Yep, 2X4s are ideal. If you live in a cold climate they can fully cover their toes to prevent frostbite.

And the flat edge of a 2X4 is better for their feet than 2X2.


----------



## JediPat (Sep 19, 2018)

I had never thought about this before. Make total sense and now I have to go switch out all my 2x2 roosts, lol.


----------



## robin416 (Sep 8, 2013)

Dude, I thought you knew better. 

Stick with us, there are other tricks to be learned.


----------



## imnukensc (Dec 5, 2020)

There's been lots of research and published studies on roosting bars for chickens.
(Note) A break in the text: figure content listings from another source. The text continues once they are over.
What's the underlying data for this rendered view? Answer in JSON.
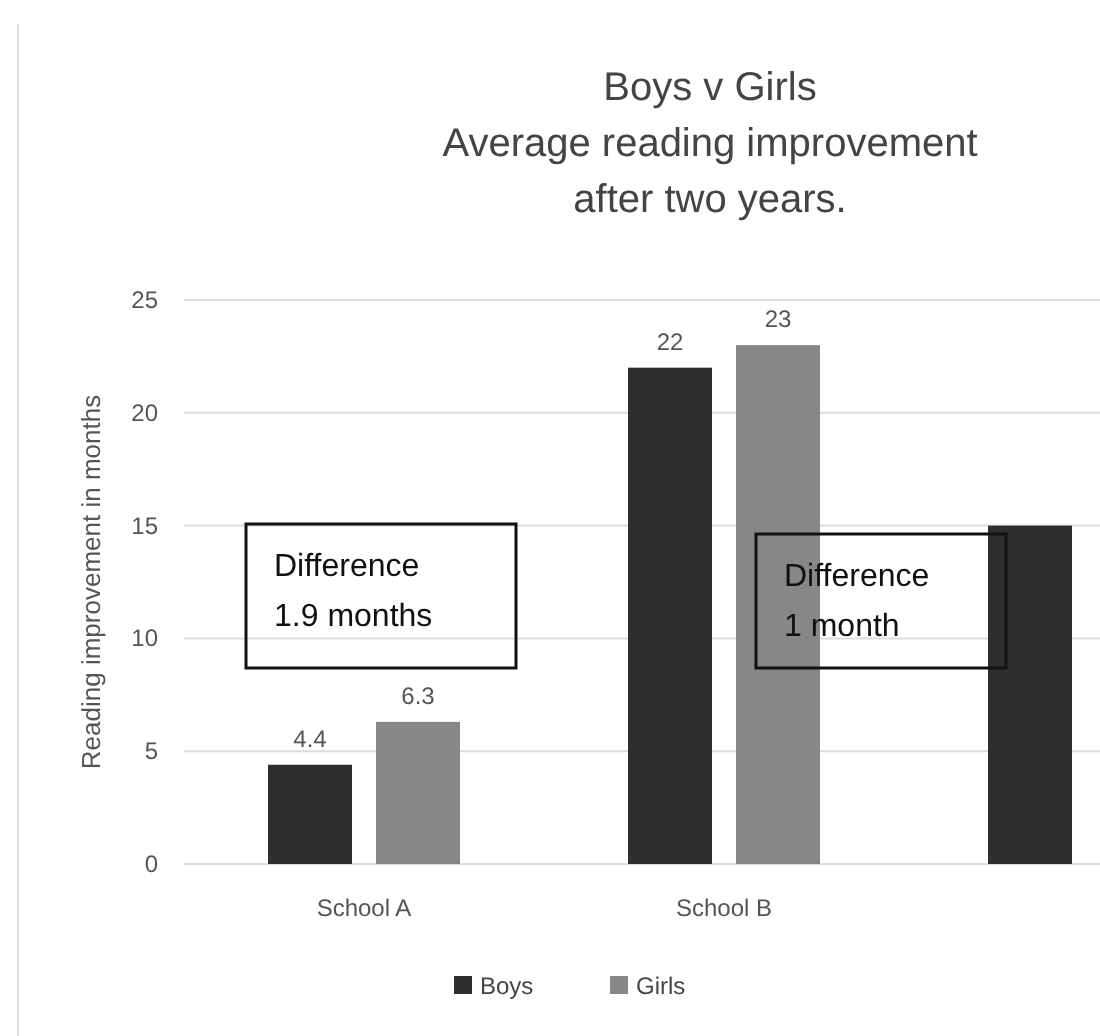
{
  "chart_data": {
    "type": "bar",
    "title": "Boys v Girls\nAverage reading improvement\nafter two years.",
    "ylabel": "Reading improvement in months",
    "categories": [
      "School A",
      "School B",
      null
    ],
    "series": [
      {
        "name": "Boys",
        "color": "#2e2e30",
        "values": [
          4.4,
          22,
          15
        ],
        "value_labels": [
          "4.4",
          "22",
          null
        ]
      },
      {
        "name": "Girls",
        "color": "#87878a",
        "values": [
          6.3,
          23,
          null
        ],
        "value_labels": [
          "6.3",
          "23",
          null
        ]
      }
    ],
    "ylim": [
      0,
      25
    ],
    "yticks": [
      0,
      5,
      10,
      15,
      20,
      25
    ],
    "grid": "y",
    "legend": "bottom",
    "annotations": [
      "Difference\n1.9 months",
      "Difference\n1 month"
    ]
  }
}
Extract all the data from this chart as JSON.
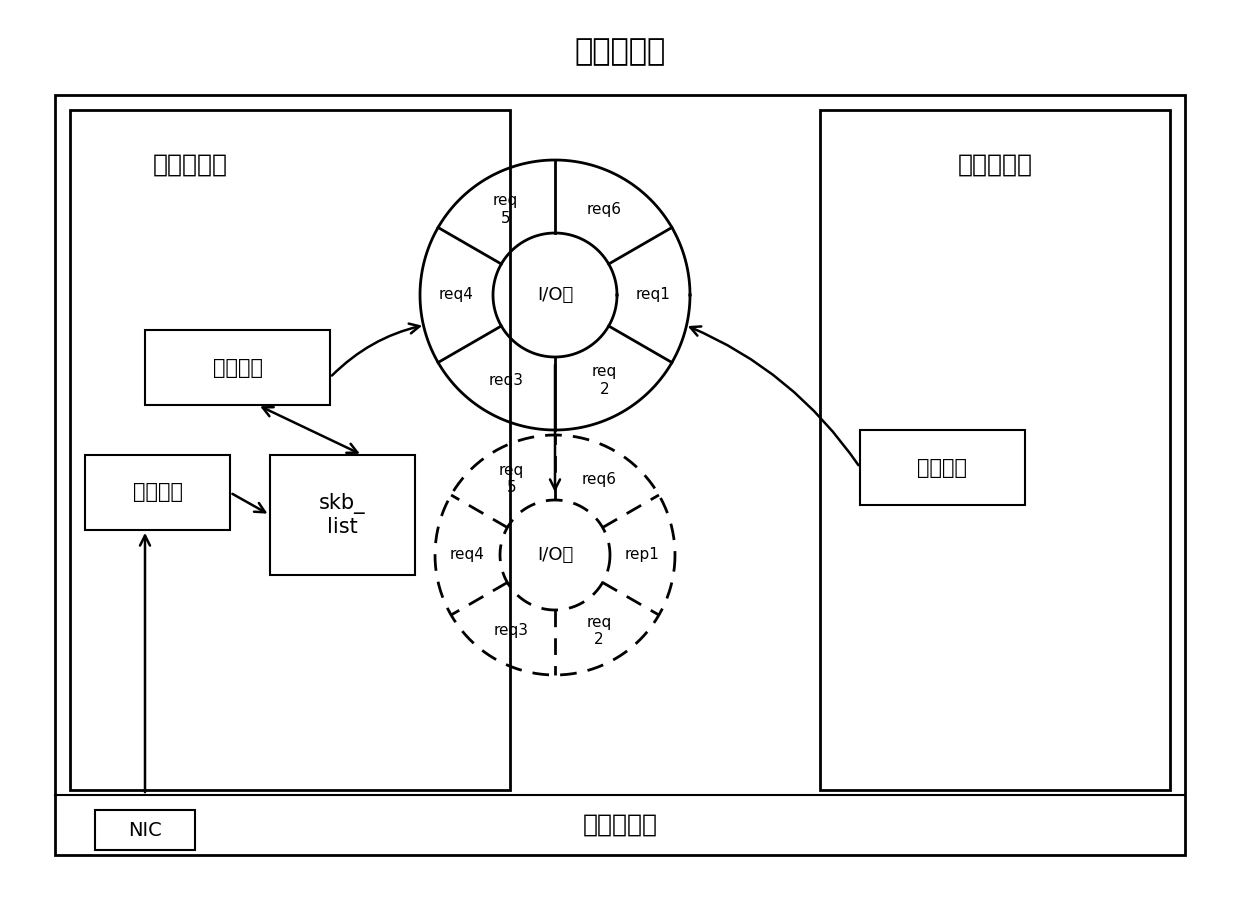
{
  "title": "虚拟化平台",
  "outer_box_label": "虚拟监控器",
  "left_box_label": "特权虚拟机",
  "right_box_label": "用户虚拟机",
  "jieshou": "接收线程",
  "skb_list": "skb_\nlist",
  "houduan": "后端驱动",
  "qianduan": "前端驱动",
  "nic": "NIC",
  "ring1_label": "I/O环",
  "ring1_segments": [
    "req6",
    "req1",
    "req\n2",
    "req3",
    "req4",
    "req\n5"
  ],
  "ring2_label": "I/O环",
  "ring2_segments": [
    "req6",
    "rep1",
    "req\n2",
    "req3",
    "req4",
    "req\n5"
  ],
  "bg_color": "#ffffff",
  "line_color": "#000000"
}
I wouldn't be switching out 2x2 roosts if that's what I already had. Chickens are fine with it. I believe probably the very best roost is a good hardwood branch about 3 inches thick. I also don't believe chickens need a 2x4 flat side up so they can "cover their toes." Tell that to this chicken on the steering wheel and compare her toes to the chicken in the foreground.


----------



## Animals45 (May 11, 2021)

I would have to say a 2x4.


----------



## robin416 (Sep 8, 2013)

But Ken, you're set in your ways. 

Good thing for Jedi is that he's moving and is getting to start all over again.


----------



## JediPat (Sep 19, 2018)

My runs and coops are already torn down and ready for a rebuild anyways. Since I am switching to bantams I might still be able to get away with the 2x2 but not gonna hurt to swap them out.


----------



## robin416 (Sep 8, 2013)

You don't even know where you're going to land yet. You need to find that spot so we can see what you choose.


----------



## ChickenMom24 (Feb 14, 2021)

I used 2x4s only because that is what I saw suggested the most! They do have a wooden ladder daytime roost that has round bars. They love that one too. It seems like round would be more natural for them as that is what they would have in nature. 🤷‍♀️


----------



## imnukensc (Dec 5, 2020)

robin416 said:


> But Ken, you're set in your ways.
> 
> Good thing for Jedi is that he's moving and is getting to start all over again.


I don't think I'm so set in my ways. I'm willing to make changes and try new things if it makes sense to do so. I did lots of research before I ever built my coop or bought my first chicks. If I hadn't, I'd be cleaning poop boards (I don't have any) and my coop a lot more than I do. My entire run would be covered in hardware cloth. It isn't. In fact, I have no hardware cloth anywhere on my run or coop. Just because "everybody says so" is a starting point and not gospel. The picture I posted of the chicken roosting on the steering wheel is proof that chickens don't need a 2x4 flat side up to roost on to cover their toes. I can reference lots of studies on chicken roosts that are actually done scientifically and are not myths repeated ad nauseum on chicken forums, but I'm not going to. If folks can get here on their phone or computer, they can look them up if they care to. No one has to believe me at all or do what I do, but what I do works for me and my chickens in the environment we're in. If it didn't, I'd make changes.


----------



## robin416 (Sep 8, 2013)

Dude, did I poke the bear? I was ribbing you!


----------



## imnukensc (Dec 5, 2020)

robin416 said:


> Dude, did I poke the bear? I was ribbing you!


Nah, I'm cool.


----------